Join us for a roundtable discussion focused on the unique challenges facing those working in vital behind-the-scenes roles at museums and historic sites. On Saturday, August 19 at the National Museum of Civil War Medicine, three collections professionals will discuss their work and the importance of collections management in our fast-paced world.
Meet the Collections experts:
Kate McDaniel currently serves as the collections manager at the National Museum of Civil War Medicine. She holds a Master’s of Library and Information Science from Wayne State University with a concentration in Digital Asset Management and recently completed an internship with the Library of Congress in that field. At the museum, she focuses on the flow of information within the museum ecosystem and has written and presented on the topics of information and collections management. She has performed metadata cleanup and archival description for local libraries and believes strongly in the mission of public libraries and free access to information. Her personal research interests include the role of women in vernacular culture, particularly in the Deep South.
Hank Griffith is the Chief Preparator at the National Building Museum where he has worked for 20 years. In addition to work as chief preparator, Griffith also provides assistance to the museum’s two registrars/collections managers. When he first started with the institution, there were only about 100,000 items in the collection, most of which were works on paper and photographs. That has grown to more than 250,000 items all of which are stored on-site. The wide variety of materials and the challenges they present in both properly handling, storing, or installing them in exhibitions makes this job interesting.

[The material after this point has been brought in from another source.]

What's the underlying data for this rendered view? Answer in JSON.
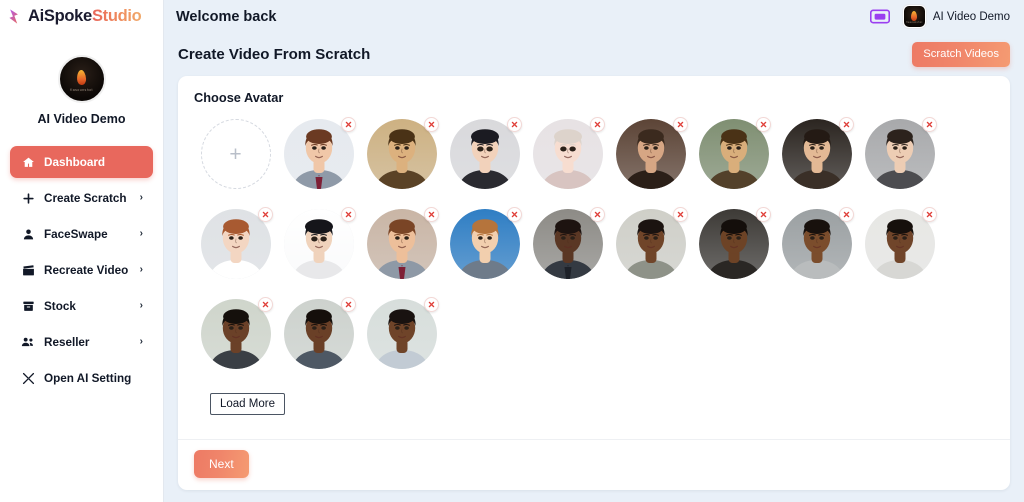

Jay T. Harrison is a cultural historian of the early modern Americas with research interests in indigenous history and the history of colonial settlement in Mexico, the American Southwest, and the greater Atlantic world including Africa. He is a member of the history faculty at Hood College where he serves as coordinator for the public history program and teaches the collections courses in the that program. Over his years of research, he worked in national archives and museum holdings in Mexico, the United States, and Spain, utilizing colonial-era archives and ephemera collections. He has worked on collaborative programs with the National Museum of the American Indian at the Smithsonian Institution, member institutions in the Consortium of Southwest Centers, History Colorado, the historical society of the state of Colorado, and several Native American tribes on projects spanning modern American history and the indigenous histories of the greater Americas. As a museum and archive director in Colorado at the Center of Southwest Studies, he supervised collections management for both physical and digital collections and worked with the staff there to advise a number of other institutions on collections issues related to artifact conservation and preservation.
This will be a pay-what-you-please program at the National Museum of Civil War Medicine.